Why it matters: Password managers may be flawed but the benefits seemingly outweigh the shortcomings. Aside from assisting in categorizing credentials, they help users avoid bad password practices such as password reuse and weak password selection.

As security researcher Troy Hunt once wrote, "Password managers don't have to be perfect, they just have to be better than not having one." According to a recently published report from Independent Security Evaluators (ISE), they've more or less accomplished that goal.

ISE put five popular password managers to the test - 1Password4 for Windows version 4.6.2.626, 1Password7 for Windows version 7.2.576, Dashlane for Windows version 6.1843.0, KeePass Password Safe version 2.40 and LastPass for Applications version 4.1.59 - to see just how secure they are.

The researchers found that in every case, trivial secret extraction was possible from a locked password manager. In some cases, they were even able to collect the master password.

With 1Password4, ISE found reasonable protections against exposure of individual passwords in the unlocked state. However, it is possible to recover and deobfuscate the master password due to the fact that it isn't scrubbed from memory after placing the manager in a locked state.
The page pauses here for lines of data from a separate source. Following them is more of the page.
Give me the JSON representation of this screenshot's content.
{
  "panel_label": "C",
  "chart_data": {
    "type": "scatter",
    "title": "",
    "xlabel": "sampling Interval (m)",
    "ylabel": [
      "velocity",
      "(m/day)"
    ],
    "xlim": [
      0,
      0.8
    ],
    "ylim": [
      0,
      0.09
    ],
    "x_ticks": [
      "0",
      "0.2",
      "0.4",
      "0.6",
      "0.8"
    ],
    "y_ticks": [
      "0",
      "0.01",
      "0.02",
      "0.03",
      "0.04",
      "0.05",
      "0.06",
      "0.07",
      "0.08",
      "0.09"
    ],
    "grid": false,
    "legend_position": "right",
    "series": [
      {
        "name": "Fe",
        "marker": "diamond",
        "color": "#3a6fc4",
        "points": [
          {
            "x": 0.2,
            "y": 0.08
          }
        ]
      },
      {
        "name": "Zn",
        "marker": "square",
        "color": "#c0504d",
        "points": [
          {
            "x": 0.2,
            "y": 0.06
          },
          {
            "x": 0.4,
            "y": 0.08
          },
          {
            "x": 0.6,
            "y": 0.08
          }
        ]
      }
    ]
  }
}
Surprisingly enough, ISE said the current release, 1Password7, was less secure in the running state than the aforementioned legacy version. Unlike 1Password4 which kept only one entry at a time in memory, 1Password7 decrypted all individual passwords as soon as it was unlocked and cached them in memory. Worse yet, the manager doesn't scrub individual passwords, the master password or the secret key from memory when transitioning from unlocked to locked state.
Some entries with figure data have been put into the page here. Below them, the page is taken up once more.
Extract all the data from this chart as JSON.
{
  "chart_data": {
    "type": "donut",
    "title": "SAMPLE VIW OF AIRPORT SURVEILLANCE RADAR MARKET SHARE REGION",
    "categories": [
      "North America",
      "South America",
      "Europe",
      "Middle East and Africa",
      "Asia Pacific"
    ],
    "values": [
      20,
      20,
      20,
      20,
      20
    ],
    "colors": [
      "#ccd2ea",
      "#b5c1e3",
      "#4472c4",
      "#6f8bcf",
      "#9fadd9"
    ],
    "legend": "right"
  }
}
In testing Dashlane, ISE noted the use of memory / string and GUI management frameworks to prevent secrets from being passed to various OS APIs that could expose them to eavesdropping by malware. Dashlane also only exposes one active entry in memory at a time although unfortunately, "once a user updates any information in an entry, Dashlane exposes the entire database plaintext in memory and it remains there even after Dashlane is logged out of or 'locked'."

Like 1Password4, open-source KeePass decrypts entries as they are interacted with but critically, they all remain in memory as they aren't individually scrubbed after said interaction. On the bright side, ISE found that the master password is scrubbed from memory and thus, not recoverable.

LastPass is similar to 1Password4 in that it obfuscates the master password as it is being typed into the unlock field. Once the manager enters an unlocked state, database entries are decrypted into memory although only upon user interaction. Unfortunately, the entries linger in memory even after LastPass is put back into a locked state.

In conclusion, ISE notes that all password managers tested sufficiently secured secrets while in a "not running" state, meaning if someone gathered a database from a disk and if a strong master password was used, brute forcing would be computationally prohibitive. However, each also fails in implementing proper secrets sanitation for various reasons.